Awesome
AVM - Arrayed Vector Math library
Efficient and expressive arrayed vector math library with multi-threading and CUDA support in Common Lisp.
(defkernel mandelbrot (xs)
(labels ((aux (x y a b m)
(if (< m 100)
(let ((x1 (- (* x x) (* y y) a))
(y1 (- (* 2.0 x y) b)))
(if (> (+ (* x1 x1) (* y1 y1)) 4.0)
m
(aux x1 y1 a b (+ m 1))))
0)))
(let ((a (/ (float (- (mod i 2048) 512)) 1024.0))
(b (/ (float (- (/ i 2048) 1024)) 1024.0)))
(setf (aref xs i) (aux 0.0 0.0 a b 1)))))

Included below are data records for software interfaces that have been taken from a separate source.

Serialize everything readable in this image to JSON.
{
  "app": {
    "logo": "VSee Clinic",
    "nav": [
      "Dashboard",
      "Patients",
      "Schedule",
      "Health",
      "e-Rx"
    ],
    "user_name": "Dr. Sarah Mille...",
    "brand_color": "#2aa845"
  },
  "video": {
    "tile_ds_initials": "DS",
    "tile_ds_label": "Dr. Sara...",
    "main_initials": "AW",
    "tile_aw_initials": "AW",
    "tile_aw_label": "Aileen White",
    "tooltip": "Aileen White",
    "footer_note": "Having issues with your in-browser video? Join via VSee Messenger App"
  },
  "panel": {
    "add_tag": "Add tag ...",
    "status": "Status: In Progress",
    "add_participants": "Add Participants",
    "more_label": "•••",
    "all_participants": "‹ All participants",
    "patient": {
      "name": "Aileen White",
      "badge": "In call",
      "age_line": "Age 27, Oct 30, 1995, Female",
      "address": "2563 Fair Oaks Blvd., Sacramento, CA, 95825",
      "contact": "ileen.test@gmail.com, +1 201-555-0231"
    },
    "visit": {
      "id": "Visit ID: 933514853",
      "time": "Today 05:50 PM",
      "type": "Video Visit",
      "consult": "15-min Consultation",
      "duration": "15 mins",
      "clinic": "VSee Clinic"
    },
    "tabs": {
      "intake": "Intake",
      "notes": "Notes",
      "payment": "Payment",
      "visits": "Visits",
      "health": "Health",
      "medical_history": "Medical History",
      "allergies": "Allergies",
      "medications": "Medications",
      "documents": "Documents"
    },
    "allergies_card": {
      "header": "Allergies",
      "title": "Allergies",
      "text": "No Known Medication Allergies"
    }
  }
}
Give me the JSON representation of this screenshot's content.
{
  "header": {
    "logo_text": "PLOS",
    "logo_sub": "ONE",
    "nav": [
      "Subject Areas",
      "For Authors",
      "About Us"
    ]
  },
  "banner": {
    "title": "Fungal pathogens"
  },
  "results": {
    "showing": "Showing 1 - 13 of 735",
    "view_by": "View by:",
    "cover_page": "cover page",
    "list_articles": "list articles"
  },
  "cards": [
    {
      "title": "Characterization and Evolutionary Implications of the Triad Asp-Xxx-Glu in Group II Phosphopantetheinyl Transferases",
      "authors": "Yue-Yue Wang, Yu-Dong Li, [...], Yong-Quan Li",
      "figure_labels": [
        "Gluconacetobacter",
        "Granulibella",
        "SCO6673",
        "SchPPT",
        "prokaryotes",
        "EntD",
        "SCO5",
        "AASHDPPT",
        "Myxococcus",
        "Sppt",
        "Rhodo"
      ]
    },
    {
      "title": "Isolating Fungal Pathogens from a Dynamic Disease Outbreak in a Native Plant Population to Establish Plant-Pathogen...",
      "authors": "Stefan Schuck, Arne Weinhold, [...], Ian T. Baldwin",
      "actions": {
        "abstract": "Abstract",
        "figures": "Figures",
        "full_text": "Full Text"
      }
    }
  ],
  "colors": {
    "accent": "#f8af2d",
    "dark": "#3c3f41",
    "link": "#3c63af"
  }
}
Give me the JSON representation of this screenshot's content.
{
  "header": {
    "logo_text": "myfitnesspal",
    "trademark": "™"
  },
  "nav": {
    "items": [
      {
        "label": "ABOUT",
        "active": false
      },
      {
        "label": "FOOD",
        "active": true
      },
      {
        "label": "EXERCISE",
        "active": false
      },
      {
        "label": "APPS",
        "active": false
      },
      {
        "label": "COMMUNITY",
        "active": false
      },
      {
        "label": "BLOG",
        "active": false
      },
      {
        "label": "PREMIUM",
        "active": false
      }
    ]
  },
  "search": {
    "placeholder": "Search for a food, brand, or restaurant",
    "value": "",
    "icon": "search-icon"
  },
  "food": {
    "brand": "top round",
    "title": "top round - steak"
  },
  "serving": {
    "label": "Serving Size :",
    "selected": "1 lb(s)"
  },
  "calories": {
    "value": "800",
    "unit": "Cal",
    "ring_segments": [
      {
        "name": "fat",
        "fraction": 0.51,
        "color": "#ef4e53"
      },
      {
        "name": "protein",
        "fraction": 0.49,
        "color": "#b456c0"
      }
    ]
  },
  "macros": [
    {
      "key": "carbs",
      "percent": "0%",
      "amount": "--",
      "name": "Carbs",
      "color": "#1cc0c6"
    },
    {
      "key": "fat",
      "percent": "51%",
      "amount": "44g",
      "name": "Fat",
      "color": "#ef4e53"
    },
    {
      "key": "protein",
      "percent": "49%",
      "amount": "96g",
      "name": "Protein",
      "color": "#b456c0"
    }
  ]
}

(defun draw-mandelbrot (pathname xs)
(with-open-file (out pathname :direction :output
:if-does-not-exist :create
:if-exists :supersede)
(write-line "P2" out)
(write-line "2048 2048" out)
(write-line "255" out)
(dotimes (i (* 2048 2048))
(princ (min 255 (* 8 (array-aref xs i))) out)
(terpri out))))
(defun main (&optional dev-id)
(with-cuda (dev-id)
(with-arrays ((xs int (* 2048 2048)))
(mandelbrot xs)
(draw-mandelbrot #P"./mandelbrot.pgm" xs))))
Benchmark
AVM's kernel functions run almost as fast as equivalent C/C++ codes with SBCL Common Lisp compiler. And we can easily make them run in parallel with just specifying the number of threads we use. Here shows a benchmark of computing 2048x2048 Mandelbrot set and 32768 bodies N-body simulation.
Additionally, AVM provides Nvidia CUDA support so we can enormously accelerate computing kernel functions with GPUs.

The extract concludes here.